As I recall, the supported limit for items in a document library is 30 million, so I am also giving Microsoft the benefit of the doubt that these documents were distributed across two libraries per document center.
I interviewed several of the product group later that day. All were thrilled with the success of the demo, and each shared with me that there literally was no “Plan B.” This was done without a net. Each had slightly different explanations for why Microsoft stood on stage and demonstrated an environment that Microsoft would not support.
But really, folks, I felt a bit guilty asking the question because, it just doesn’t matter. As one product team member told me, with a grin, "We did it because we could."
And that’s what it’s really about. SharePoint can do amazing things, and now Microsoft can stand on stage and shout about it to the world because they’ve had time to invest in testing the limits of the platform.
Is it surprising that Microsoft won’t support the outer edges of those limits? No. They shouldn’t, because outer edges are unpredictable by nature and support should be based on predictability.
So they draw lines of support that are conservative and, by definition, supportable.
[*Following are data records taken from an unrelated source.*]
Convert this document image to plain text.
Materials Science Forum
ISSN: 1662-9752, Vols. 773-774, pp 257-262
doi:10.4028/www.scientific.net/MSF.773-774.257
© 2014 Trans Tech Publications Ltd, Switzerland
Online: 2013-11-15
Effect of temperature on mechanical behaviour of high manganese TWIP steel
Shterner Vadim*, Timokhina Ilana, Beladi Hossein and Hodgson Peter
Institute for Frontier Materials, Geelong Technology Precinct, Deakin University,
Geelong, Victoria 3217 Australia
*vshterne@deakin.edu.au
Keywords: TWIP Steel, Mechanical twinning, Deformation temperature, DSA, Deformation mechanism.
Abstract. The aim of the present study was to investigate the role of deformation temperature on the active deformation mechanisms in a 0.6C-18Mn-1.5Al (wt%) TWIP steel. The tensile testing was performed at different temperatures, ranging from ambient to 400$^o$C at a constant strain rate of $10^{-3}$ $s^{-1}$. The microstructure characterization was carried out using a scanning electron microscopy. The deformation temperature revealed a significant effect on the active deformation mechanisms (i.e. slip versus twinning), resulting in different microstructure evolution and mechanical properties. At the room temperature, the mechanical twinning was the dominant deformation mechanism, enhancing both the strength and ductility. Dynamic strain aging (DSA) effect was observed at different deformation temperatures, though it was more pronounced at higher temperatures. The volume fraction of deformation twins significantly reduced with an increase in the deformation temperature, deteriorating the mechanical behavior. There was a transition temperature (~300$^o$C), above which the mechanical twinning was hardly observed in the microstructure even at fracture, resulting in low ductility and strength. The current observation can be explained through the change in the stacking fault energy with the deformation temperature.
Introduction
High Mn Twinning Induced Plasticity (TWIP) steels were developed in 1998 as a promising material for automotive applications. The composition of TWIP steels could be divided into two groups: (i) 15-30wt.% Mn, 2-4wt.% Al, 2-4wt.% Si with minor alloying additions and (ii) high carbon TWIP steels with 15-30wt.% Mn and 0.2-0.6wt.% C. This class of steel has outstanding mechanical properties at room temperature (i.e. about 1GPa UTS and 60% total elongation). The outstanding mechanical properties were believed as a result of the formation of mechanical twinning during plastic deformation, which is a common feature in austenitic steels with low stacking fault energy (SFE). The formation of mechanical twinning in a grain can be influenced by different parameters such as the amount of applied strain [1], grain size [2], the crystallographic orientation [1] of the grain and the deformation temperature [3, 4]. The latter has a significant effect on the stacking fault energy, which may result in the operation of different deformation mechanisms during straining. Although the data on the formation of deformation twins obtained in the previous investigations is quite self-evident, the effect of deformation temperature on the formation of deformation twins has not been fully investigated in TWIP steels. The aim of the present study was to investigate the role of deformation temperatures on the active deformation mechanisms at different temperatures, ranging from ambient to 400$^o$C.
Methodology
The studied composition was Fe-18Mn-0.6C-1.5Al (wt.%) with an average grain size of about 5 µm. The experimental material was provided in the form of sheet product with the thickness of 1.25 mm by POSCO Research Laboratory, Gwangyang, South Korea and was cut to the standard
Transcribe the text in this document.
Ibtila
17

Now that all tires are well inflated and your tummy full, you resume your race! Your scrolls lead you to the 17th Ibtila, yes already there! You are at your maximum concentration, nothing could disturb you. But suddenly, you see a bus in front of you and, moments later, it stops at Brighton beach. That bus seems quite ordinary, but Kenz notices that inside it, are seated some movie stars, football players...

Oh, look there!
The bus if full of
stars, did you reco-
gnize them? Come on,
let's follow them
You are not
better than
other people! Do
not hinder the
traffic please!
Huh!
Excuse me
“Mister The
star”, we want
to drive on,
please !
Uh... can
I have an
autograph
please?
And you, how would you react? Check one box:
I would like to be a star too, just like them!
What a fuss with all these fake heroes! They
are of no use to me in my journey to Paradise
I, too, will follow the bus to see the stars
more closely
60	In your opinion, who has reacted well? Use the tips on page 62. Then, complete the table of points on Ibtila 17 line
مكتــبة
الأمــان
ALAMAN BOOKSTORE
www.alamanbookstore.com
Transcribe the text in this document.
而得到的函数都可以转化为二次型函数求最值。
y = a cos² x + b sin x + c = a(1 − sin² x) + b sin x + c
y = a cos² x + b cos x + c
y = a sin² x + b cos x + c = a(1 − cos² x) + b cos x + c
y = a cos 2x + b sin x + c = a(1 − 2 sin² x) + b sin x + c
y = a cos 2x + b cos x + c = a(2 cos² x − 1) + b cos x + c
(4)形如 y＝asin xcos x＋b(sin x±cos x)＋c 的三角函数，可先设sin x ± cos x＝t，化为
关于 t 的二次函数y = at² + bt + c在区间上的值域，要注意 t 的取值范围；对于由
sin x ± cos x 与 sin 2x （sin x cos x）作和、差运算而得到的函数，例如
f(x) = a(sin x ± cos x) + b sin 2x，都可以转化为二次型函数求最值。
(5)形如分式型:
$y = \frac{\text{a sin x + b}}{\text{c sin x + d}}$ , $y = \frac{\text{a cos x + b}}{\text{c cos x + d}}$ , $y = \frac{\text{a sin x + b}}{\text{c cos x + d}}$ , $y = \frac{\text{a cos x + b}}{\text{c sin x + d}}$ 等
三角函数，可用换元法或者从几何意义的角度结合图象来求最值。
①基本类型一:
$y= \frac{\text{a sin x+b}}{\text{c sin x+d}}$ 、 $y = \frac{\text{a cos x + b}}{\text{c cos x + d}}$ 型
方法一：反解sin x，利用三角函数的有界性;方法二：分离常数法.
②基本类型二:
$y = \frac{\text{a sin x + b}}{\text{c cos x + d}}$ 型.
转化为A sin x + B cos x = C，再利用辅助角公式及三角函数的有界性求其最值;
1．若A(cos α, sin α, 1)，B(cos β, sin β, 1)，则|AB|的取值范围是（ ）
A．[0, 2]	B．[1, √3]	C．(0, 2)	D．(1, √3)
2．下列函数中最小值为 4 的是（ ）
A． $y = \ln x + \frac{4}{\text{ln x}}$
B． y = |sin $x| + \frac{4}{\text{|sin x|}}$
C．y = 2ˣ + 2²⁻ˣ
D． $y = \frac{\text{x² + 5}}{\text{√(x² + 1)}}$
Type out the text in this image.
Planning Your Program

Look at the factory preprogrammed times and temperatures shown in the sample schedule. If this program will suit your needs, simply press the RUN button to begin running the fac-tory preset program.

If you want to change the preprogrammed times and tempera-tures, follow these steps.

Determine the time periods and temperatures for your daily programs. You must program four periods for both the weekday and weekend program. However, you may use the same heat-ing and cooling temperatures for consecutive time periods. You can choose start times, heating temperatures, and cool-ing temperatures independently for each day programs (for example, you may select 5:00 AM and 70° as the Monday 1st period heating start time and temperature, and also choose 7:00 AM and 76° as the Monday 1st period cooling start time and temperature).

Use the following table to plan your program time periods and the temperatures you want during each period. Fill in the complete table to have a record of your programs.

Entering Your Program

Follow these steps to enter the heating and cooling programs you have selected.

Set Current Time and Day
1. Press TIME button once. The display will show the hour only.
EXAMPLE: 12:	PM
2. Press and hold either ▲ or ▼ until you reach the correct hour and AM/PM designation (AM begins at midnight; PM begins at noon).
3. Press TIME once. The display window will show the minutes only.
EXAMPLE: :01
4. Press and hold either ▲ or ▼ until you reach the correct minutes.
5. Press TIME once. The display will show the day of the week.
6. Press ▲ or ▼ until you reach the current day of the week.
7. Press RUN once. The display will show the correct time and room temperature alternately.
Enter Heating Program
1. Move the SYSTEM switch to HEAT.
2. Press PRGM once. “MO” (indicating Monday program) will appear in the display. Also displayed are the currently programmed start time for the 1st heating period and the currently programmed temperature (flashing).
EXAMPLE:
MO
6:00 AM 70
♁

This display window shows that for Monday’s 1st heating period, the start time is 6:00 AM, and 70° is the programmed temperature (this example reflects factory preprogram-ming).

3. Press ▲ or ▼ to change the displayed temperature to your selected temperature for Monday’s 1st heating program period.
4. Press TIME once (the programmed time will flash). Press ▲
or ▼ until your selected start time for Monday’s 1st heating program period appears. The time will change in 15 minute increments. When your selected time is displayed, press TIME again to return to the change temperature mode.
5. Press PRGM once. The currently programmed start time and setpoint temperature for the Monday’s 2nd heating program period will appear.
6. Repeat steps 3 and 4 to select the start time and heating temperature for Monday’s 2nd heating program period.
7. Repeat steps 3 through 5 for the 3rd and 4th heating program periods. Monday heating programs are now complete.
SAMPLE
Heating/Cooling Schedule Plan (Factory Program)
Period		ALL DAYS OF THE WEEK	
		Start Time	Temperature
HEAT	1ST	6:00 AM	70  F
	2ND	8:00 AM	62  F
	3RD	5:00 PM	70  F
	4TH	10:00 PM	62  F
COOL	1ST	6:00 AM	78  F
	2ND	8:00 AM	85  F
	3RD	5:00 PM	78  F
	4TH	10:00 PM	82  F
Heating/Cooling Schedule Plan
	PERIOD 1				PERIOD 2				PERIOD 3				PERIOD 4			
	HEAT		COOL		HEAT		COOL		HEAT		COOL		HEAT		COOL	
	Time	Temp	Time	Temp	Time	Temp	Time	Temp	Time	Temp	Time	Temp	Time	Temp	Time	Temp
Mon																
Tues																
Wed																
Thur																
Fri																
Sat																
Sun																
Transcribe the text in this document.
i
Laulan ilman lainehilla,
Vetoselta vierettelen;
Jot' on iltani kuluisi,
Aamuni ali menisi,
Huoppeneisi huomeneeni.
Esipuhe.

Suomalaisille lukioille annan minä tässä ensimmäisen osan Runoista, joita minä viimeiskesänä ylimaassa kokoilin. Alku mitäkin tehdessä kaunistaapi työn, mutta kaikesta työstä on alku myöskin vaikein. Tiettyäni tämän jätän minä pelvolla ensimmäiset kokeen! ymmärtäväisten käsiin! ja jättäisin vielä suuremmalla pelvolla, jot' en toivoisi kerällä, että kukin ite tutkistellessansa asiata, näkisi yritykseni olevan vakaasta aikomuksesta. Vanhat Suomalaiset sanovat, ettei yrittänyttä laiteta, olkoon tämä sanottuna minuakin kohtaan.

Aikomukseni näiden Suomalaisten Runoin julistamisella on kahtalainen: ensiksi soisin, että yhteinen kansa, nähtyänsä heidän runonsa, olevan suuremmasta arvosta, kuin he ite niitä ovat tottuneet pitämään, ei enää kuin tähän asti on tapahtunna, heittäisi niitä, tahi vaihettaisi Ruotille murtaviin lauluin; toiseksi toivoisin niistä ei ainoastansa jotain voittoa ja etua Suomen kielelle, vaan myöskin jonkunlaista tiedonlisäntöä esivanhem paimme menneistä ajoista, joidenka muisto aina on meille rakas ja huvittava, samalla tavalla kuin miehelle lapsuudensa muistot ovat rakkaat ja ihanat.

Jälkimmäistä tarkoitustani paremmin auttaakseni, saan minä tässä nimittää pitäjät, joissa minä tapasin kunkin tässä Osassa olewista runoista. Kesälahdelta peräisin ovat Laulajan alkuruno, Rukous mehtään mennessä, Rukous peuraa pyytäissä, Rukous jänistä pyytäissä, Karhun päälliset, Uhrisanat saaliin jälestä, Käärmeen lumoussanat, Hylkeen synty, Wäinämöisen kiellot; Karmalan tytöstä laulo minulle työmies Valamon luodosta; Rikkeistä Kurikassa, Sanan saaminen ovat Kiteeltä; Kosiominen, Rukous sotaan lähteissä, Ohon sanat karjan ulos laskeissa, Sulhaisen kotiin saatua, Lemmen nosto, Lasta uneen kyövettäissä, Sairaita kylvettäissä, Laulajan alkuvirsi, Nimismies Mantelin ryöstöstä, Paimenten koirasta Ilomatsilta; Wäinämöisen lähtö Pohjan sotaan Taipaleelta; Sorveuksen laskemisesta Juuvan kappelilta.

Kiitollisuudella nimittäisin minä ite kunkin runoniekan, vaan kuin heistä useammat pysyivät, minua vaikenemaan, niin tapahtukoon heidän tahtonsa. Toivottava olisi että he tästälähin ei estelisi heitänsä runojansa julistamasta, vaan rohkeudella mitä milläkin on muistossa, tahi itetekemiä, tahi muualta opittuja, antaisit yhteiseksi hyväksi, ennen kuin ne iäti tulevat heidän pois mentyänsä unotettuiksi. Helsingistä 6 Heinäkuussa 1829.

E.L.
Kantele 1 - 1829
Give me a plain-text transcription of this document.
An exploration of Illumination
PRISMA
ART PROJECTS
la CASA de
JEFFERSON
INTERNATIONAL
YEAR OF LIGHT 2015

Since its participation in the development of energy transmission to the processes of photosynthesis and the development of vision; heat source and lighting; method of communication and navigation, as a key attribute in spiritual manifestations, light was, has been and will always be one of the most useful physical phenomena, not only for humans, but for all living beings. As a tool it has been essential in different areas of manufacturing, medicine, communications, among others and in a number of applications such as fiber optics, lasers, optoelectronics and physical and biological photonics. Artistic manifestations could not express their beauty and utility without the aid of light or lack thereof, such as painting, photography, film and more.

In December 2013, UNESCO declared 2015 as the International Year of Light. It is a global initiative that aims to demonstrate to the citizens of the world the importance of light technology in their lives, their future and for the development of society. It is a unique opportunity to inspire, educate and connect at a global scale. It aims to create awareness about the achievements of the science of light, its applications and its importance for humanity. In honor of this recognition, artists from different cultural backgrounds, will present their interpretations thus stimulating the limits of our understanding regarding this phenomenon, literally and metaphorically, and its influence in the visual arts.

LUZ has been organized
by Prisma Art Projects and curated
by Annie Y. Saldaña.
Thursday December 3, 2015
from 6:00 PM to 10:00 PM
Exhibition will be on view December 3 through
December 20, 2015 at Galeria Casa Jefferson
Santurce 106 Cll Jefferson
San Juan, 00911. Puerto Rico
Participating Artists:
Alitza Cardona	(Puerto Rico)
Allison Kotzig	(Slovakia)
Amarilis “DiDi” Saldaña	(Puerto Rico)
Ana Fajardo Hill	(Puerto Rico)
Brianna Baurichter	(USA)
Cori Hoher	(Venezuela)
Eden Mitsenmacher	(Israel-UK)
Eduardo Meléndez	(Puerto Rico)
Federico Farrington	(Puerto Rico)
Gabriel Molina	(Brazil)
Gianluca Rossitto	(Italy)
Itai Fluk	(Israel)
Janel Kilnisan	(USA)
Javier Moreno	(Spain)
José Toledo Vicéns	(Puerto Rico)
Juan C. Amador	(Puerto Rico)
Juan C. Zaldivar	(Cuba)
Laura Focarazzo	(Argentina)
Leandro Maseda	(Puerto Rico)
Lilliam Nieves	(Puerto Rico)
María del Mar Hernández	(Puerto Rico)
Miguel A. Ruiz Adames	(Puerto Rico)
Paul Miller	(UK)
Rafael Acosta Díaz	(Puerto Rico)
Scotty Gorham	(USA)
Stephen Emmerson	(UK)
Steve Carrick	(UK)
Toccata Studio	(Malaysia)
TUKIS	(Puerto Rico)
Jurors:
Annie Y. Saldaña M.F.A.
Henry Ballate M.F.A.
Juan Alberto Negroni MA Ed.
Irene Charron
A demo is meant to be cool. TechNet is meant to be a splash of cool water in the face, and realistic guidance.
4TB Content Databases for Collaboration
So yes, you CAN have 4TB content databases for collaboration, and databases of unlimited size for archives. But you must have the required underlying performance, and you must have strategies and tested procedures for disaster recovery, availability, scalability, and future capacity. Many of these will require third-party tools—software and/or hardware based—to achieve.
For the time being, however, you can’t have more than 60 million items in a content database. As Microsoft’s guidance states, testing has been conducted (at the time of publishing) up to 60 million items, and after that you need another content database.
As the demo shows, Microsoft is not resting on those tests—they are pushing the limits—and my guess is that even that limit will be raised over time. But not yet.
You can see the demo in the recording of the keynote at the 42:00 minute mark. Get excited, folks!
Then read what you are allowed to do in the capacity management guidance. Just don’t “flame” Microsoft.
It’s fantastic that they’ve given us support for limits we will have trouble reaching, and then demonstrated that they know SharePoint can do even more!